The Ninth Circuit today announced it will be asking the California Supreme Court to decide whether the state court’s opinion last year in Dynamex Operations West, Inc. v. Superior Court applies retroactively. Dynamex limits employers’ rights to call workers independent contractors. [Disclosure: Horvitz & Levy filed amicus curiae briefs (here, here, and here) in Dynamex.]
A three-judge federal appellate panel in May ruled the opinion is retroactive, guessing that’s what the Supreme Court would say. Now, however, the panel wants to hear it straight from the horse’s mouth, granting a rehearing petition, withdrawing its May opinion, and saying that “an order certifying to the California Supreme Court the question of whether Dynamex Ops. W. Inc. v. Superior Court, 416 P.3d 1 (Cal. 2018), applies retroactively will be filed in due course.”

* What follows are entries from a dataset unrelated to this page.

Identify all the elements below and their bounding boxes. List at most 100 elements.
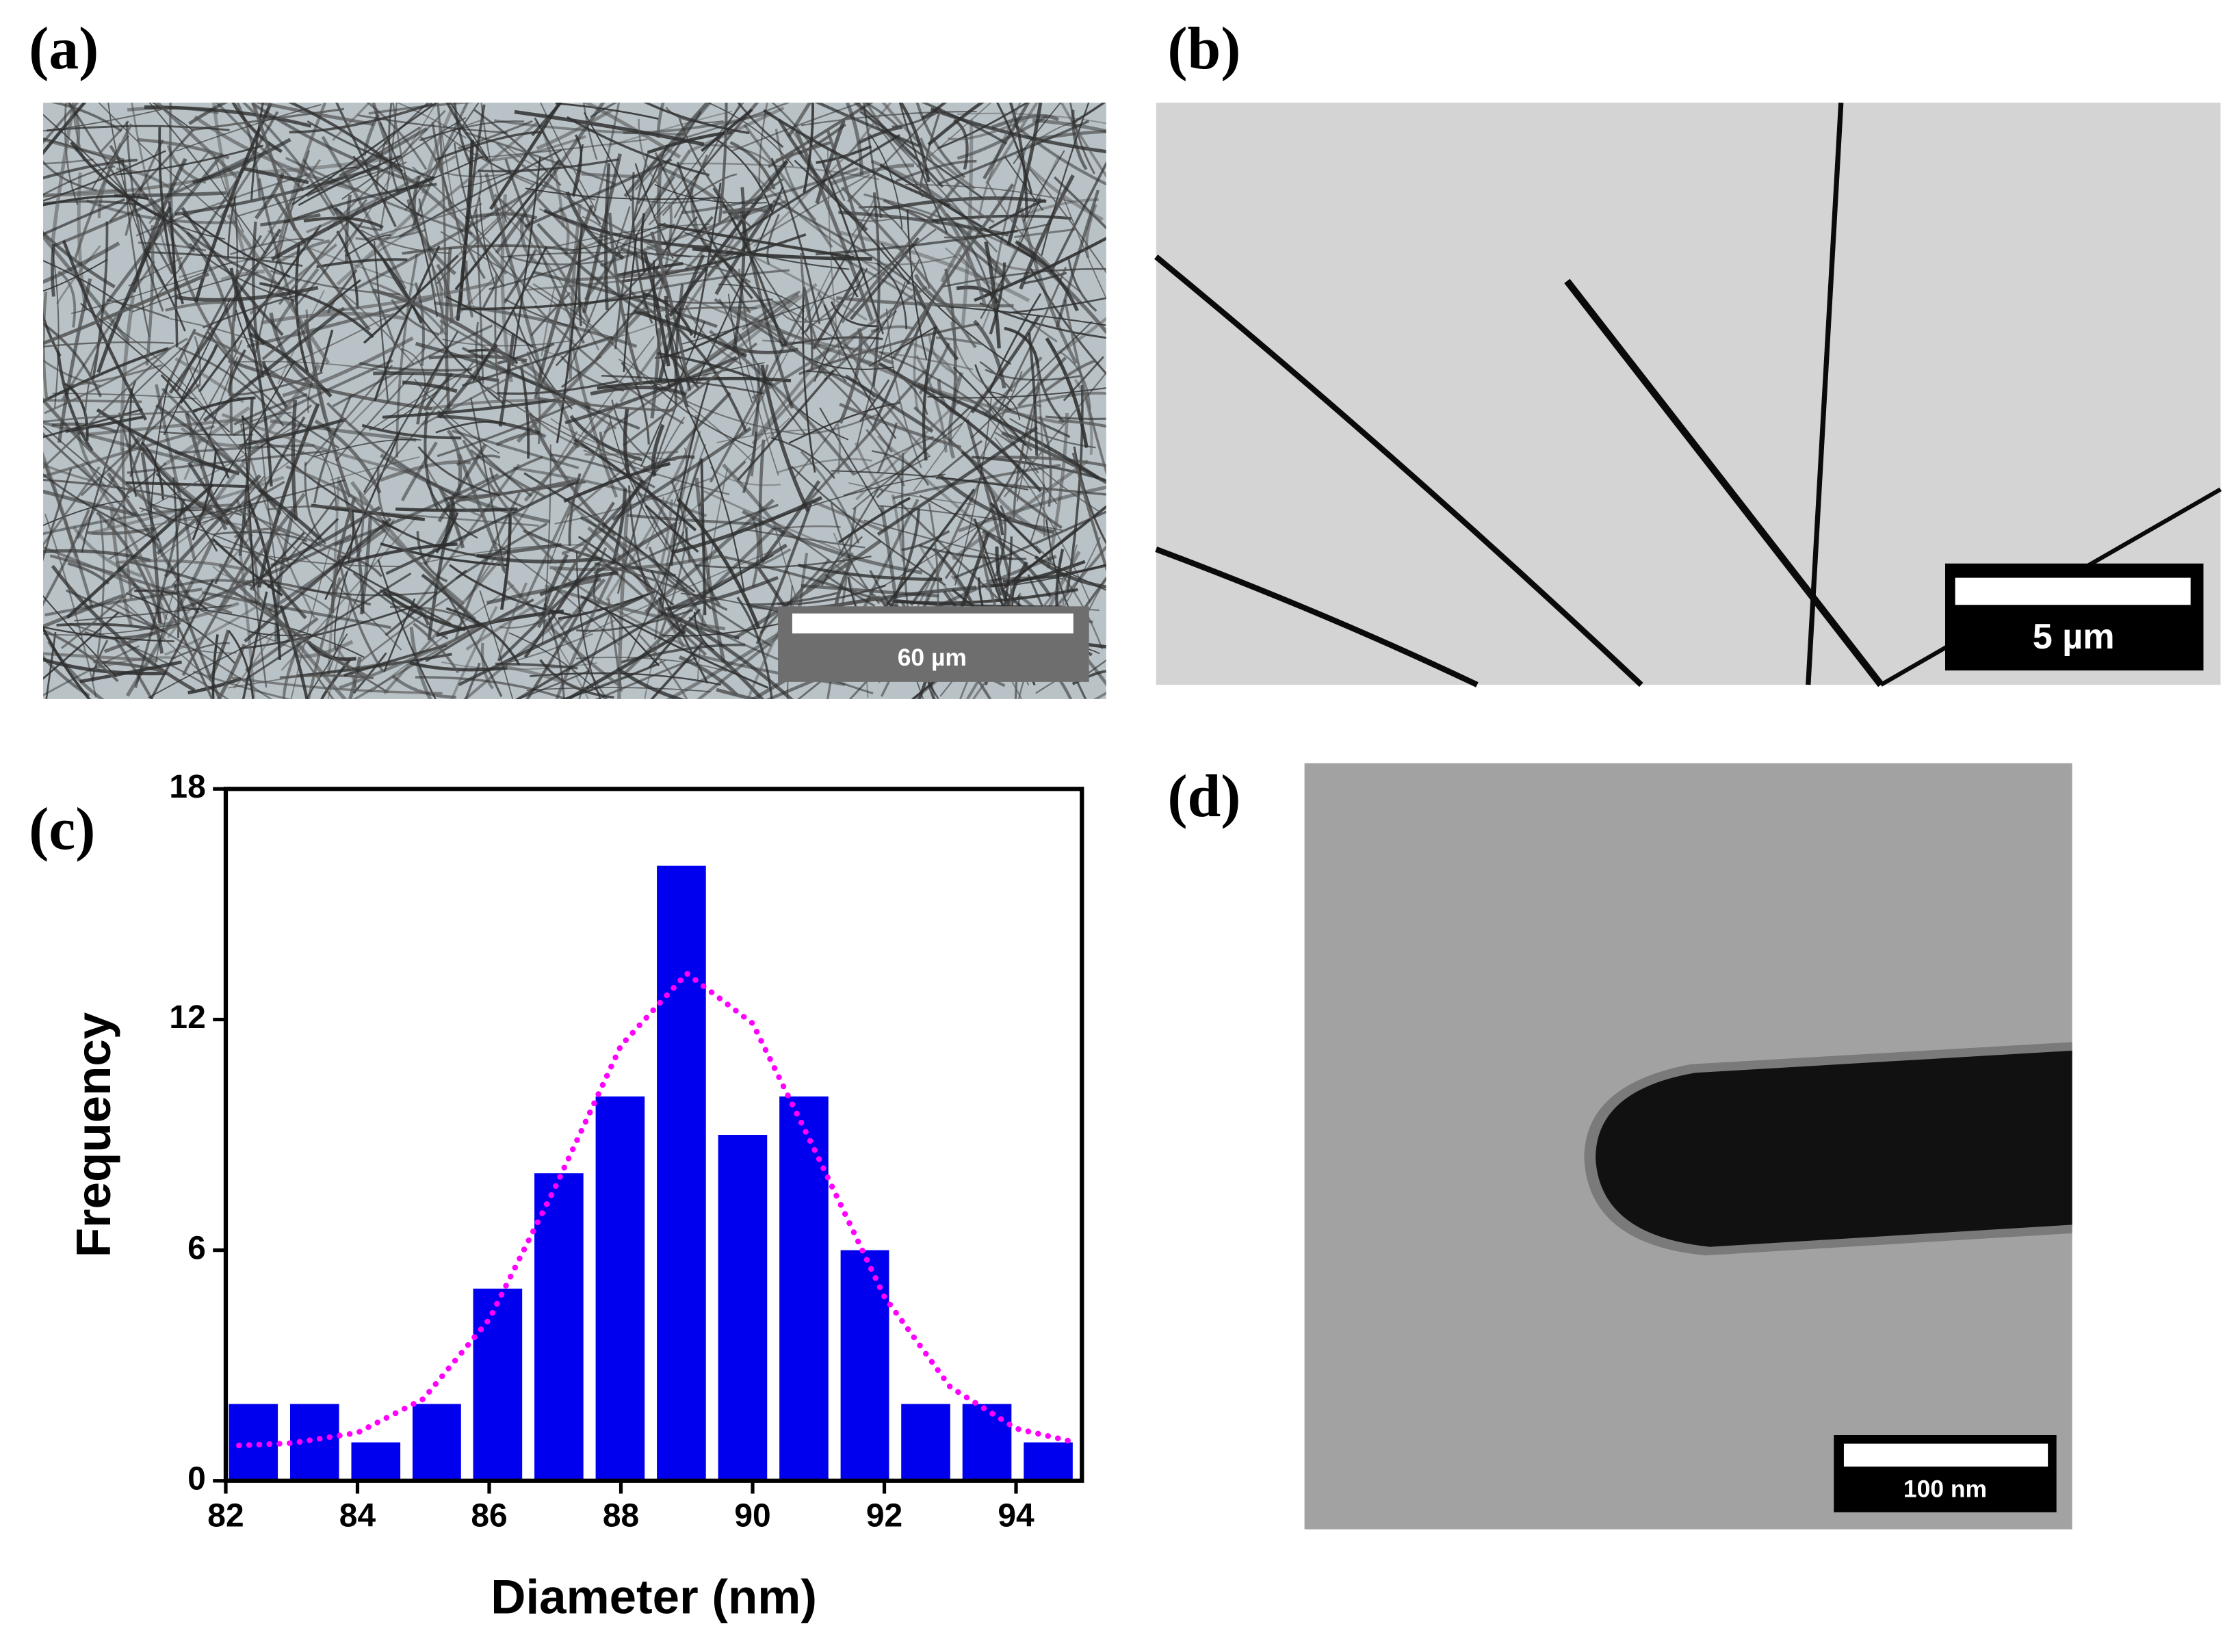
fiber xyxy=(94,514,105,672)
fiber xyxy=(768,298,856,353)
fiber xyxy=(43,150,166,202)
fiber xyxy=(359,597,449,664)
scale-bar xyxy=(792,613,1074,633)
fiber xyxy=(580,516,653,593)
fiber xyxy=(879,163,1037,261)
fiber xyxy=(805,205,877,333)
fiber xyxy=(798,408,849,441)
fiber xyxy=(195,360,296,524)
fiber xyxy=(289,103,433,134)
fiber xyxy=(858,125,903,144)
fiber xyxy=(211,103,247,258)
fiber xyxy=(279,605,309,699)
fiber xyxy=(302,541,452,625)
fiber xyxy=(316,258,408,269)
scale-bar-label: 5 µm xyxy=(2033,617,2115,657)
fiber xyxy=(670,178,784,257)
fiber xyxy=(233,393,308,425)
fiber xyxy=(290,545,331,699)
fiber xyxy=(43,272,210,345)
fiber xyxy=(207,331,340,449)
fiber xyxy=(178,111,279,270)
fiber xyxy=(913,285,959,361)
fiber xyxy=(520,214,541,266)
fiber xyxy=(775,129,817,222)
fiber xyxy=(122,158,151,337)
fiber xyxy=(898,103,948,234)
fiber xyxy=(246,496,268,688)
fiber xyxy=(497,342,555,365)
fiber xyxy=(305,309,326,419)
bar xyxy=(840,1250,889,1481)
fiber xyxy=(758,439,766,562)
fiber xyxy=(1017,356,1067,407)
fiber xyxy=(454,159,561,291)
fiber xyxy=(131,103,180,288)
fiber xyxy=(885,309,922,469)
fiber xyxy=(972,456,1106,482)
histogram-chart: 82 84 86 88 90 92 94 0 6 12 18 Diameter (nm) Frequen… xyxy=(67,769,1084,1625)
fiber xyxy=(846,106,940,202)
fiber xyxy=(601,391,731,529)
bar xyxy=(534,1173,584,1481)
fiber xyxy=(910,550,951,606)
fiber xyxy=(391,299,439,336)
fiber xyxy=(623,342,758,447)
fiber xyxy=(43,322,102,397)
fiber xyxy=(1046,412,1069,568)
fiber xyxy=(937,120,1090,185)
fiber xyxy=(174,444,315,455)
fiber xyxy=(159,431,254,436)
fiber xyxy=(514,109,705,146)
fiber xyxy=(496,207,600,351)
fiber xyxy=(1063,299,1106,476)
fiber xyxy=(608,415,669,551)
fiber xyxy=(564,356,738,425)
fiber xyxy=(665,107,724,123)
fiber xyxy=(876,406,972,499)
fiber xyxy=(855,395,965,501)
fiber xyxy=(404,172,437,296)
fiber xyxy=(876,425,1038,536)
x-tick-label: 86 xyxy=(471,1498,507,1534)
x-tick-label: 84 xyxy=(339,1498,376,1534)
fiber xyxy=(892,183,1015,360)
fiber xyxy=(511,157,541,366)
fiber xyxy=(254,172,285,220)
y-tick-label: 0 xyxy=(187,1460,206,1497)
fiber xyxy=(1084,204,1097,259)
fiber xyxy=(520,359,580,449)
fiber xyxy=(920,181,987,308)
fiber xyxy=(336,211,415,286)
fiber xyxy=(239,604,418,650)
panel-label: (d) xyxy=(1167,763,1240,829)
fiber xyxy=(675,578,707,627)
fiber xyxy=(169,317,279,352)
fiber xyxy=(43,198,126,236)
fiber xyxy=(249,243,337,315)
fiber xyxy=(44,588,203,617)
fiber xyxy=(370,584,515,693)
fiber xyxy=(246,580,335,699)
fiber xyxy=(937,440,983,477)
fiber xyxy=(231,677,443,695)
fiber xyxy=(360,229,452,254)
fiber xyxy=(853,103,924,198)
fiber xyxy=(158,127,185,304)
fiber xyxy=(177,644,237,654)
fiber xyxy=(564,629,686,699)
fiber xyxy=(954,397,992,586)
fiber xyxy=(212,566,270,582)
fiber xyxy=(1004,505,1106,588)
fiber xyxy=(876,262,907,330)
fiber xyxy=(151,503,213,512)
fiber xyxy=(745,528,866,549)
fiber xyxy=(989,501,1042,554)
fiber xyxy=(643,103,750,135)
fiber xyxy=(307,640,356,661)
fiber xyxy=(319,329,334,372)
fiber xyxy=(781,311,829,323)
fiber xyxy=(189,243,294,302)
fiber xyxy=(692,247,872,261)
fiber xyxy=(605,467,688,601)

The Ninth Circuit’s now-withdrawn opinion had determined the retroactivity question based in part on the Supreme Court’s summary denial of one Dynamex amici’s request that the Dynamex decision be modified to state the decision is prospective only. The Ninth Circuit called the denial a “strong[ ] suggest[ion]” of the Supreme Court’s views. We criticized that reasoning and noted the Ninth Circuit could, on rehearing, still refer the retroactivity question to the Supreme Court, which the federal court today says it will do.